Delighted. I was delighted at both of these moments, at both of these labels. But why? With the families at the camp I taught at this weekend, we discussed the labels we place on one another. With some of my high school students, we talked about the labels we place on ourselves. Tonight at the temple where I teach, I asked the students about what they are rather than who they are... it's been on my mind.

First of all, why did those labels delight me? I teach dance for a living; in fact, I make my living exclusively by teaching dance. In my spare time, I often go dancing just for fun, and I'm a member of a performing dance company, so I spend lots of time rehearsing and performing. I've choreographed for big shows, like one last year at the Kodak Theater, a show which included performances by the Idan Raichel Project, Rami Kleinstein, and Achinioam Nini (these are huge names on the Israeli music scene, if you don't happen to be steeped in Israeli culture!). I freakin competed in the International Golden Karagoz Folk Dances Competition in Turkey in 2003. I'm clearly a dancer. And yet...

And yet for some reason, I hesitate before calling myself a dancer, thinking I don't quite deserve the title.

I have run 180 miles in the past four months, I completed my first marathon a week and a half ago and I'm going to run my second in another week and a half. And yet.

And yet for some reason I hesitate before calling myself a runner, thinking I don't quite deserve the title.

If I were one of my students, I would tell me unhesitatingly: if you do it, you are it. And you can be many things at once.

In fact, I tell them that all the time. If you dance, you are a dancer. You may not be the best dancer, or a professional dancer, but that has nothing at all to do with the fact of being a dancer or not. If you sing, you're a singer (even if you're tone-deaf like me). If you run, you're a runner: there's no per-week mileage requirement for some magical exclusive club.

The other side of this coin that I stress heavily when talking to my kids is that you aren't *just* any one thing, and that there is a danger in the limiting we do when we say we can't do something because we aren't something. Oh, I'm not an artist, one says, shaking one's hand and one's head and taking a step backwards. Oh, I don't sing. Always that same wave of the hand, the same step backward.

You do it by doing it, I've been telling them lately. You do it by doing it, I've been telling myself lately.

Some kids already knew a dance I was teaching the other day, so I had those students demonstrate with me - more feet for the other students to watch, plus the room was too small for one circle anyway, so it worked out best to pull out some of the kids. "Watch how they do this thing," I told the others. "Try it like that."
"But they're dancers," objected some of the others.
"So are you," I responded.

But they didn't believe me.
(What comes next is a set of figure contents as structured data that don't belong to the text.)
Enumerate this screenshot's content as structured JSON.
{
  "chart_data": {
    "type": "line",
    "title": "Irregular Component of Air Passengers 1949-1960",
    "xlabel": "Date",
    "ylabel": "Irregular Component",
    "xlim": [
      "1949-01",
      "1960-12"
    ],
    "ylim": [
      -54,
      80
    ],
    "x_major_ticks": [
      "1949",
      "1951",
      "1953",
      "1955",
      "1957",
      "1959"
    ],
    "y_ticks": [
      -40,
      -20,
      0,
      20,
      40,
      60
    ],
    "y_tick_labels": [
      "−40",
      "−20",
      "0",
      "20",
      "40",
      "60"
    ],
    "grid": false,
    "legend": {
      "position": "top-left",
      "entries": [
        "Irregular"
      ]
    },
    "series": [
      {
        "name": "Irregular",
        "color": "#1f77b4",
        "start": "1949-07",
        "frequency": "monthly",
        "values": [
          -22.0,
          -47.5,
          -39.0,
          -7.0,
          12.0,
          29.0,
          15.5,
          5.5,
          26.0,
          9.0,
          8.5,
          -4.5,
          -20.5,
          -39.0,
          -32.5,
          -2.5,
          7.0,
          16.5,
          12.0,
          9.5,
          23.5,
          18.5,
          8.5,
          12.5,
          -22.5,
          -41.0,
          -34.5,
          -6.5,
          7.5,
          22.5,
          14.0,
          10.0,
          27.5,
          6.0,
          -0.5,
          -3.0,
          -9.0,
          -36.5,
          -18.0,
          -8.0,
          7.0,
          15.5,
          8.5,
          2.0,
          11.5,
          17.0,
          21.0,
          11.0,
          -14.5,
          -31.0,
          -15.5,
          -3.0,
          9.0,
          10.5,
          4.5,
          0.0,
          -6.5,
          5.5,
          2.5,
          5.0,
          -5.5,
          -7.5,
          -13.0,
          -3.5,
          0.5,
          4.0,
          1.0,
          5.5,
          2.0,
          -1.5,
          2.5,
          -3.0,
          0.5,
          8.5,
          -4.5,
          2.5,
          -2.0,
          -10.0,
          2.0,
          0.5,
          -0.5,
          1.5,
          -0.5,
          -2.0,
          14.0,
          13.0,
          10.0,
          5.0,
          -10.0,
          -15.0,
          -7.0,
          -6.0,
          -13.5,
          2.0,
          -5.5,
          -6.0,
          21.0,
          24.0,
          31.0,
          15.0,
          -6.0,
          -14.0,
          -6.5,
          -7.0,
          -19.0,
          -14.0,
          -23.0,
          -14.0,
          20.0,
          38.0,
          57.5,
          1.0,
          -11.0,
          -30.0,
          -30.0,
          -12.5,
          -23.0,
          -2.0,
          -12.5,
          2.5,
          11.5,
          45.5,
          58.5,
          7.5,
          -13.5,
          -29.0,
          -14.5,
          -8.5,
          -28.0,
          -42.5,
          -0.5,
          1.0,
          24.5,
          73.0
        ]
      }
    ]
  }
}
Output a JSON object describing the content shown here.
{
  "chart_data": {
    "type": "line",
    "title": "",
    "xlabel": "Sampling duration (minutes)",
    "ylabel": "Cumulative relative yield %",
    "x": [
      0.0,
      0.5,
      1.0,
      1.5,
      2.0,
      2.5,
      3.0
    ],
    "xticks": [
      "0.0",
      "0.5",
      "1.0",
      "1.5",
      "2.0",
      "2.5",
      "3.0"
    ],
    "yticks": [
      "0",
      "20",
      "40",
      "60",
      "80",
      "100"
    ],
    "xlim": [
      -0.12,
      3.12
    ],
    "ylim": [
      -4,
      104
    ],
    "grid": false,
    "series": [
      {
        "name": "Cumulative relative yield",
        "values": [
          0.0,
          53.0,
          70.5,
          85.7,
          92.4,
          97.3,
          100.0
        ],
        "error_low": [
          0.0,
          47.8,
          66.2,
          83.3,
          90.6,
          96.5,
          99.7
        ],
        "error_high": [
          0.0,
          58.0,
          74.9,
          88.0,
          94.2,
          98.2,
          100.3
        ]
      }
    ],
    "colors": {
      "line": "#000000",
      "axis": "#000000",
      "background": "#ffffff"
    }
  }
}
You do it by doing it, I've been saying.

I see them being afraid to try things they aren't already good at. How are you supposed to become good at it if you don't try? I ask. The more you do it, the better you'll be at it. You know how you become a fast reader? By reading. You know how you become a good runner? By running. As another local dance teacher would say, to great comic effect: Practice makes...
better.

How can I, but I can't, but I'm not...
You do it by doing it, I've been telling them lately. You do it by doing it, I've been telling myself lately.